Impeccably produced, GableStage’s Time Stands Still unfolds on Lyle Baskin’s simple but handsome loft set, a place decorated with the books and photographs and world-travel souvenirs you would expect to find in James and Sarah’s home base. Sound designer Matt Corey frames the action with mournful jazz, and lighting designer Jeff Quinn suggests both Mandy’s brightness and the moodier crossroads faced by Sarah and James. Ellis Tillman’s costume choices convey class, age and taste, from the dressed-down journalists to Richard’s expensive menswear to Mandy’s young, sexy style.

Adler gets strong, intricately detailed performances from all four actors. Sherman is a fierce, always believable Sarah, even when she and Garland are dealing with brief and unnecessary nudity that isn’t in Margulies’ script. Garland is, arguably, a bit too jolly and for a guy who’s dealing with guilt while working his way through the aftermath of a breakdown, but he and Sherman suggest a long familiarity.

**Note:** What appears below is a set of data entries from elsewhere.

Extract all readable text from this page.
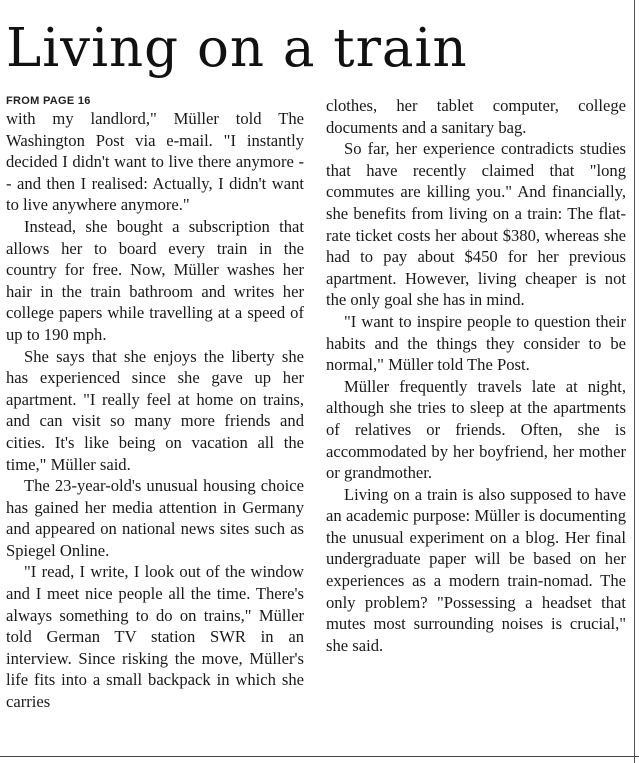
Living on a train
FROM PAGE 16

with my landlord," Müller told The Washington Post via e-mail. "I instantly decided I didn't want to live there anymore -- and then I realised: Actually, I didn't want to live anywhere anymore."

Instead, she bought a subscription that allows her to board every train in the country for free. Now, Müller washes her hair in the train bathroom and writes her college papers while travelling at a speed of up to 190 mph.

She says that she enjoys the liberty she has experienced since she gave up her apartment. "I really feel at home on trains, and can visit so many more friends and cities. It's like being on vacation all the time," Müller said.

The 23-year-old's unusual housing choice has gained her media attention in Germany and appeared on national news sites such as Spiegel Online.

"I read, I write, I look out of the window and I meet nice people all the time. There's always something to do on trains," Müller told German TV station SWR in an interview. Since risking the move, Müller's life fits into a small backpack in which she carries

clothes, her tablet computer, college documents and a sanitary bag.

So far, her experience contradicts studies that have recently claimed that "long commutes are killing you." And financially, she benefits from living on a train: The flat-rate ticket costs her about $380, whereas she had to pay about $450 for her previous apartment. However, living cheaper is not the only goal she has in mind.

"I want to inspire people to question their habits and the things they consider to be normal," Müller told The Post.

Müller frequently travels late at night, although she tries to sleep at the apartments of relatives or friends. Often, she is accommodated by her boyfriend, her mother or grandmother.

Living on a train is also supposed to have an academic purpose: Müller is documenting the unusual experiment on a blog. Her final undergraduate paper will be based on her experiences as a modern train-nomad. The only problem? "Possessing a headset that mutes most surrounding noises is crucial," she said.
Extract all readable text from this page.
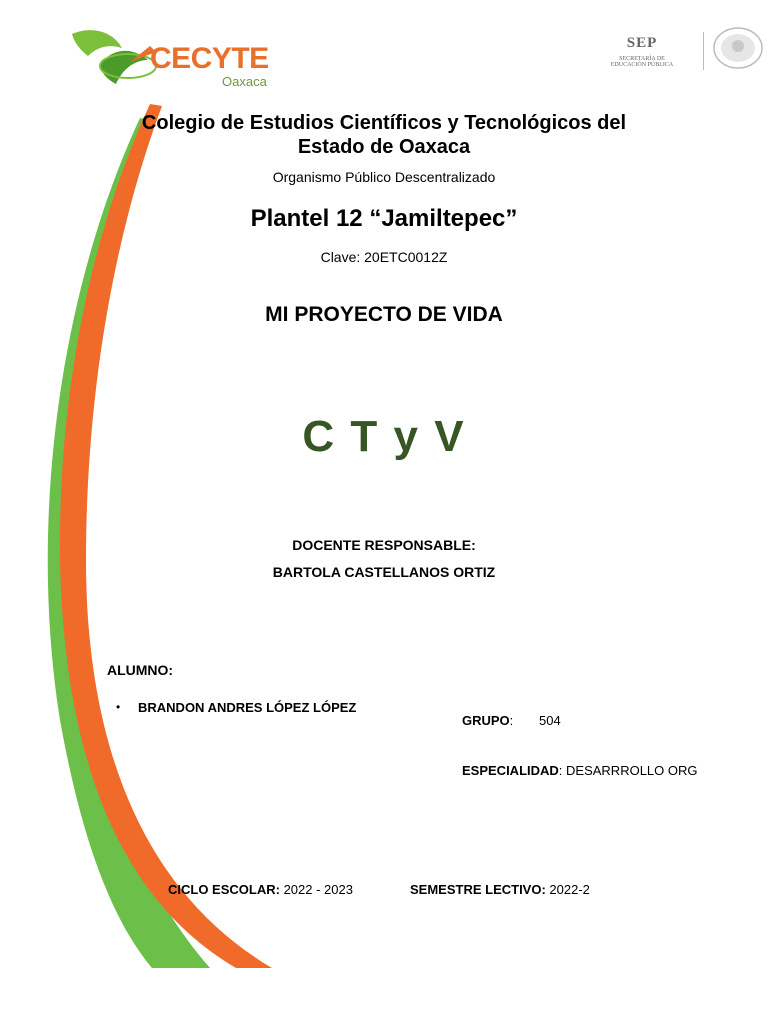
CECYTE
Oaxaca
SEP
SECRETARÍA DE
EDUCACIÓN PÚBLICA
Colegio de Estudios Científicos y Tecnológicos del
Estado de Oaxaca
Organismo Público Descentralizado
Plantel 12 “Jamiltepec”
Clave: 20ETC0012Z
MI PROYECTO DE VIDA
C T y V
DOCENTE RESPONSABLE:
BARTOLA CASTELLANOS ORTIZ
ALUMNO:
• BRANDON ANDRES LÓPEZ LÓPEZ
GRUPO: 504
ESPECIALIDAD: DESARRROLLO ORG
CICLO ESCOLAR: 2022 - 2023	SEMESTRE LECTIVO: 2022-2
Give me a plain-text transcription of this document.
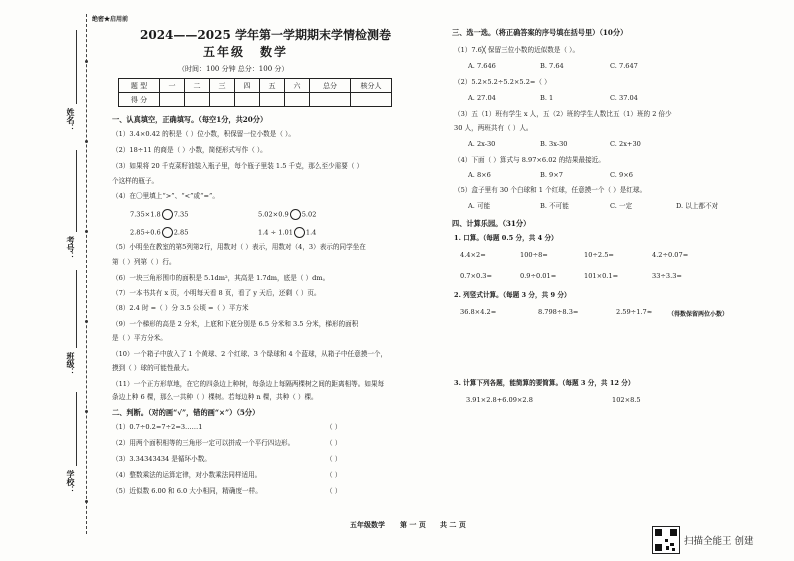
绝密★启用前
姓名：
考号：
班级：
学校：
2024——2025 学年第一学期期末学情检测卷
五年级 数学
（时间：100 分钟 总分：100 分）
题 型	一	二	三	四	五	六	总分	核分人
得 分								
一、认真填空，正确填写。（每空1分，共20分）
（1）3.4×0.42 的积是（ ）位小数，积保留一位小数是（ ）。
（2）18÷11 的商是（ ）小数，简便形式写作（ ）。
（3）如果将 20 千克菜籽油装入瓶子里，每个瓶子里装 1.5 千克，那么至少需要（ ）
个这样的瓶子。
（4）在〇里填上“>”、“<”或“=”。
7.35×1.8 7.35	5.02×0.9 5.02
2.85÷0.6 2.85	1.4 ÷ 1.01 1.4
（5）小明坐在教室的第5列第2行，用数对（ ）表示，用数对（4，3）表示的同学坐在
第（ ）列第（ ）行。
（6）一块三角形围巾的面积是 5.1dm²，其高是 1.7dm，底是（ ）dm。
（7）一本书共有 x 页，小明每天看 8 页，看了 y 天后，还剩（ ）页。
（8）2.4 时 =（ ）分 3.5 公顷 =（ ）平方米
（9）一个梯形的高是 2 分米，上底和下底分别是 6.5 分米和 3.5 分米，梯形的面积
是（ ）平方分米。
（10）一个箱子中放入了 1 个黄球、2 个红球、3 个绿球和 4 个蓝球，从箱子中任意摸一个，
摸到（ ）球的可能性最大。
（11）一个正方形草地，在它的四条边上种树，每条边上每隔两棵树之间的距离相等。如果每
条边上种 6 棵，那么一共种（ ）棵树。若每边种 n 棵，共种（ ）棵。
二、判断。（对的画“√”，错的画“×”）（5分）
（1）0.7÷0.2=7÷2=3……1
（2）用两个面积相等的三角形一定可以拼成一个平行四边形。
（3）3.34343434 是循环小数。
（4）整数乘法的运算定律，对小数乘法同样适用。
（5）近似数 6.00 和 6.0 大小相同，精确度一样。
（ ）
（ ）
（ ）
（ ）
（ ）
三、选一选。（将正确答案的序号填在括号里）（10分）
（1）7.6╳ 保留三位小数的近似数是（ ）。
A. 7.646	B. 7.64	C. 7.647
（2）5.2×5.2÷5.2×5.2=（ ）
A. 27.04	B. 1	C. 37.04
（3）五（1）班有学生 x 人，五（2）班的学生人数比五（1）班的 2 倍少
30 人，两班共有（ ）人。
A. 2x-30	B. 3x-30	C. 2x+30
（4）下面（ ）算式与 8.97×6.02 的结果最接近。
A. 8×6	B. 9×7	C. 9×6
（5）盒子里有 30 个白球和 1 个红球，任意摸一个（ ）是红球。
A. 可能	B. 不可能	C. 一定	D. 以上都不对
四、计算乐园。（31分）
1. 口算。（每题 0.5 分，共 4 分）
4.4×2=	100÷8=	10÷2.5=	4.2÷0.07=
0.7×0.3=	0.9÷0.01=	101×0.1=	33÷3.3=
2. 列竖式计算。（每题 3 分，共 9 分）
36.8×4.2=	8.798÷8.3=	2.59÷1.7≈	（得数保留两位小数）
3. 计算下列各题，能简算的要简算。（每题 3 分，共 12 分）
3.91×2.8+6.09×2.8	102×8.5
五年级数学 第 一 页 共 二 页
扫描全能王 创建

Weiner’s Richard is smart, manipulative and self-justifying, though he subtly melts in the presence of the life force that is Graver’s radiant Mandy.
Roger Martin Atca reviewed the show for the miamiartzine:
‘Time Stands Still’

Photograph a dying baby lying on a dusty road. Carefully replace the lens cap. Walk away. It's just a job. Move on.
You didn't help? You didn't put down your camera and pick up the dying baby? What kind of woman are you?

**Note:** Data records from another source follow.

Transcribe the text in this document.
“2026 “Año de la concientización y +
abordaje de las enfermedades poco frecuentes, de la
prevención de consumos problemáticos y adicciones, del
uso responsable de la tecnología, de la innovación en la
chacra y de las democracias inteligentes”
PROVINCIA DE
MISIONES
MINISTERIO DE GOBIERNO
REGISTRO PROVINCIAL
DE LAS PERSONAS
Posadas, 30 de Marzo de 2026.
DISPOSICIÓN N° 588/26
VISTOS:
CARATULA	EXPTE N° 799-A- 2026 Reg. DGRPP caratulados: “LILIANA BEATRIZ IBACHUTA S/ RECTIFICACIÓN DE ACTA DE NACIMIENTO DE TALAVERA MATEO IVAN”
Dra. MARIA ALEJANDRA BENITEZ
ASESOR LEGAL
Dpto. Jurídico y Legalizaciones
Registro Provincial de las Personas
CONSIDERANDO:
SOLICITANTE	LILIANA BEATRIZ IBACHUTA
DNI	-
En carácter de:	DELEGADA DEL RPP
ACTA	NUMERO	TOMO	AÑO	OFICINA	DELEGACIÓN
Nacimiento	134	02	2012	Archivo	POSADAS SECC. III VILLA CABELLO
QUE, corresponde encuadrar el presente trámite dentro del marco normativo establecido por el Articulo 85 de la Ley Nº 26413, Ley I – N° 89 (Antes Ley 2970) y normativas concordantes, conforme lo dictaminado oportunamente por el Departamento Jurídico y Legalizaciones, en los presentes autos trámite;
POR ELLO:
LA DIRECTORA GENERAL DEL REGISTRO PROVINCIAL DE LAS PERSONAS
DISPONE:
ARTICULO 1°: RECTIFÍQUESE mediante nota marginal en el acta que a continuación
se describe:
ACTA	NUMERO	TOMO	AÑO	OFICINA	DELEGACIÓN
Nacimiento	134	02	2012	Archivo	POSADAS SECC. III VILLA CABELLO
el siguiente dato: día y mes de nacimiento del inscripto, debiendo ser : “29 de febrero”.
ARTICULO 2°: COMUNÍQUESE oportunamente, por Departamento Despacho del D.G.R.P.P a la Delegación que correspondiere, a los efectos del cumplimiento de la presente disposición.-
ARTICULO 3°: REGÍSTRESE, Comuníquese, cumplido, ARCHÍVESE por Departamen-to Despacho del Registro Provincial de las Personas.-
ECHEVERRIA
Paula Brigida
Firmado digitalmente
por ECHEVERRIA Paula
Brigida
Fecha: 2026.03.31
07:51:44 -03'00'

A badly damaged one, this war photographer Sarah Goodwin, as she enters her apartment at the top of Time Stands Still, Joe Adler's latest production at Gable Stage. A month earlier, Sarah (Deborah Sherman) had been blown up by a roadside bomb in Afghanistan. Her leg is in multiple braces, arm in a sling, and the entire right side of her face is scarred from flying shrapnel. It's not only her body that's hurting; so is her brain. She's burning with the guilt of years of snapping the dead and dying all around the world. But of course she won't admit it. And never will. Deborah Sherman is perfect as the acerbic, adrenalin junky Sarah.

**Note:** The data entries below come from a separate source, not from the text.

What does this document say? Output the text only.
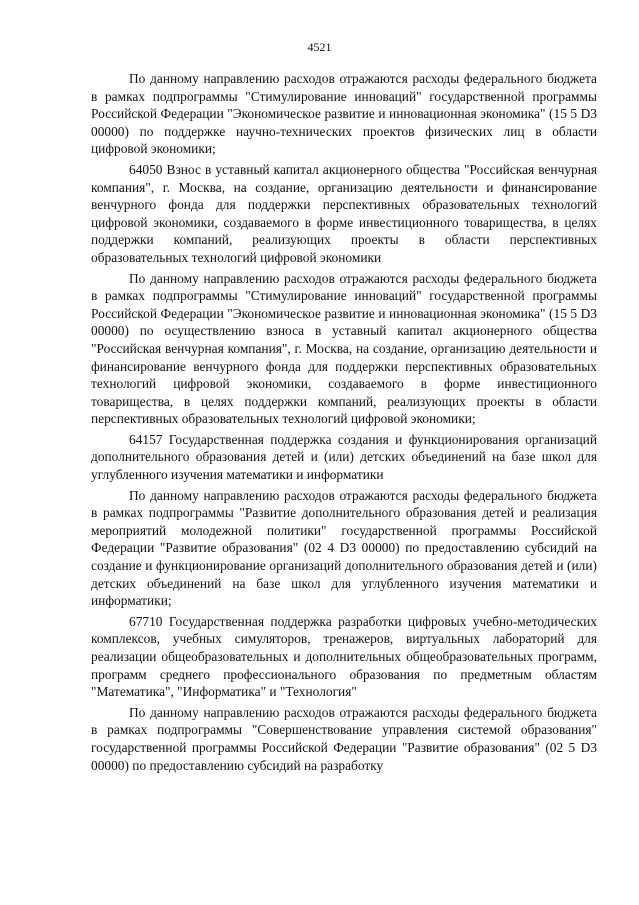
4521

По данному направлению расходов отражаются расходы федерального бюджета в рамках подпрограммы "Стимулирование инноваций" государственной программы Российской Федерации "Экономическое развитие и инновационная экономика" (15 5 D3 00000) по поддержке научно-технических проектов физических лиц в области цифровой экономики;

64050 Взнос в уставный капитал акционерного общества "Российская венчурная компания", г. Москва, на создание, организацию деятельности и финансирование венчурного фонда для поддержки перспективных образовательных технологий цифровой экономики, создаваемого в форме инвестиционного товарищества, в целях поддержки компаний, реализующих проекты в области перспективных образовательных технологий цифровой экономики

По данному направлению расходов отражаются расходы федерального бюджета в рамках подпрограммы "Стимулирование инноваций" государственной программы Российской Федерации "Экономическое развитие и инновационная экономика" (15 5 D3 00000) по осуществлению взноса в уставный капитал акционерного общества "Российская венчурная компания", г. Москва, на создание, организацию деятельности и финансирование венчурного фонда для поддержки перспективных образовательных технологий цифровой экономики, создаваемого в форме инвестиционного товарищества, в целях поддержки компаний, реализующих проекты в области перспективных образовательных технологий цифровой экономики;

64157 Государственная поддержка создания и функционирования организаций дополнительного образования детей и (или) детских объединений на базе школ для углубленного изучения математики и информатики

По данному направлению расходов отражаются расходы федерального бюджета в рамках подпрограммы "Развитие дополнительного образования детей и реализация мероприятий молодежной политики" государственной программы Российской Федерации "Развитие образования" (02 4 D3 00000) по предоставлению субсидий на создание и функционирование организаций дополнительного образования детей и (или) детских объединений на базе школ для углубленного изучения математики и информатики;

67710 Государственная поддержка разработки цифровых учебно-методических комплексов, учебных симуляторов, тренажеров, виртуальных лабораторий для реализации общеобразовательных и дополнительных общеобразовательных программ, программ среднего профессионального образования по предметным областям "Математика", "Информатика" и "Технология"

По данному направлению расходов отражаются расходы федерального бюджета в рамках подпрограммы "Совершенствование управления системой образования" государственной программы Российской Федерации "Развитие образования" (02 5 D3 00000) по предоставлению субсидий на разработку
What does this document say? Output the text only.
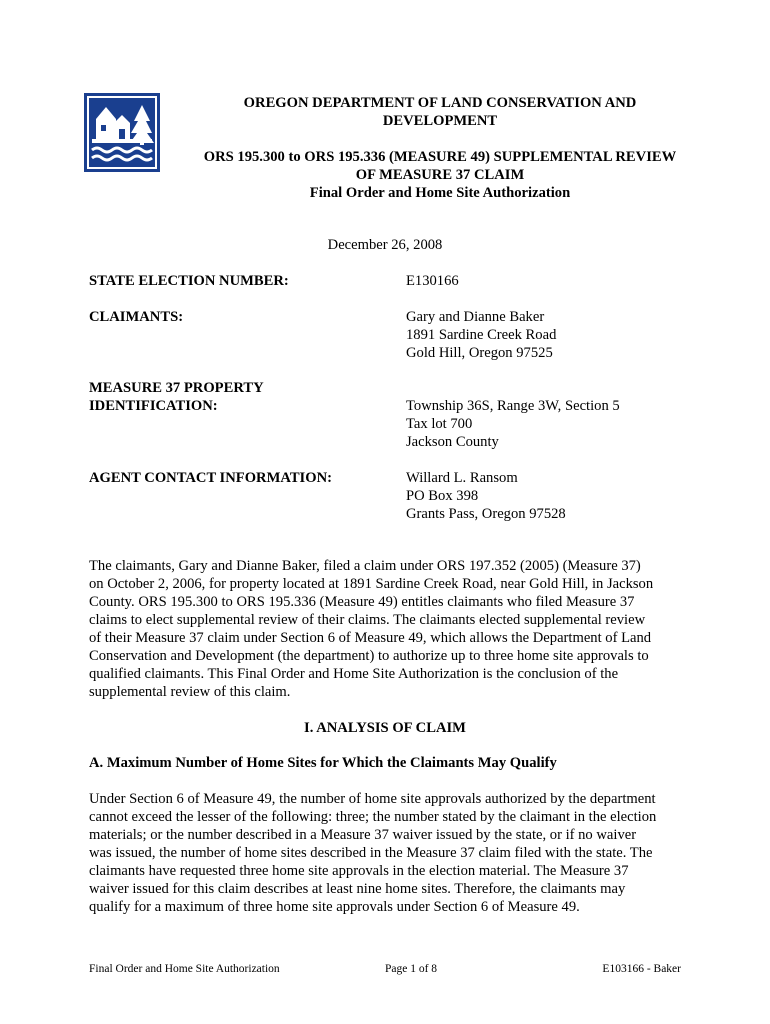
OREGON DEPARTMENT OF LAND CONSERVATION AND
DEVELOPMENT
ORS 195.300 to ORS 195.336 (MEASURE 49) SUPPLEMENTAL REVIEW
OF MEASURE 37 CLAIM
Final Order and Home Site Authorization
December 26, 2008
STATE ELECTION NUMBER:	E130166
CLAIMANTS:	Gary and Dianne Baker
1891 Sardine Creek Road
Gold Hill, Oregon 97525
MEASURE 37 PROPERTY
IDENTIFICATION:	Township 36S, Range 3W, Section 5
Tax lot 700
Jackson County
AGENT CONTACT INFORMATION:	Willard L. Ransom
PO Box 398
Grants Pass, Oregon 97528
The claimants, Gary and Dianne Baker, filed a claim under ORS 197.352 (2005) (Measure 37)
on October 2, 2006, for property located at 1891 Sardine Creek Road, near Gold Hill, in Jackson
County. ORS 195.300 to ORS 195.336 (Measure 49) entitles claimants who filed Measure 37
claims to elect supplemental review of their claims. The claimants elected supplemental review
of their Measure 37 claim under Section 6 of Measure 49, which allows the Department of Land
Conservation and Development (the department) to authorize up to three home site approvals to
qualified claimants. This Final Order and Home Site Authorization is the conclusion of the
supplemental review of this claim.
I. ANALYSIS OF CLAIM
A. Maximum Number of Home Sites for Which the Claimants May Qualify
Under Section 6 of Measure 49, the number of home site approvals authorized by the department
cannot exceed the lesser of the following: three; the number stated by the claimant in the election
materials; or the number described in a Measure 37 waiver issued by the state, or if no waiver
was issued, the number of home sites described in the Measure 37 claim filed with the state. The
claimants have requested three home site approvals in the election material. The Measure 37
waiver issued for this claim describes at least nine home sites. Therefore, the claimants may
qualify for a maximum of three home site approvals under Section 6 of Measure 49.
Final Order and Home Site Authorization	Page 1 of 8	E103166 - Baker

She shares the apartment with her live-in lover, James Dodd (Steve Garland). They've been together eight and a half years. He's the war writer to her photographer, but he got shipped back just before she was blown up. He couldn't shake off the splattered blood and brains of the young girls killed so close to him he was drenched with their remains. Steve Garland is perfect as the man who wants to flee the war zones and raise a family. With Sarah.

The editor who publishes her photos and his text is their long-time friend, Richard Erlich, (Gregg Weiner), who's finally found love with his ditzy young girlfriend. Gregg Weiner is perfect as the old friend who tries to, but cannot, chase the demons away from Sarah and James

Betsy Graver is the ditzy young girlfriend, Mandy Bloom, or so you'd like to think. But she's anything but a vapid maiden, for in reality her innocence is the only thing that makes sense in the lives of the four. Betsy Graver is perfect as the hot, hot babe who makes at least one person happy.
Chris Joseph wrote about the play for the New Times     http://www.miaminewtimes.com/
GableStage's ‘Time Stands Still’ Surveys War's Damage at Home

The only part that could be considered a review is this:

As with every GableStage production, Time Stands Still is anchored by fine work. Adler draws crisp performances from his ensemble, particularly from Sherman, who deftly gives Sarah's pain and hardened outer shell some humanity. It would be easy to dislike this war junkie, even with her injuries. But Sherman makes her wholly human, someone we all know. Garland is genuinely affable and compassionate as the loyal-to-a-fault James, all while keeping an inner passion bottled up for the sake of his and Sarah's delicate relationship. Graver does a fantastic job of keeping Mandy's simple worldview grounded without turning the character into a cliché. The always-excellent Weiner as Richard is warm and funny; he really shows his versatility by playing a more compliant role than he usually plays.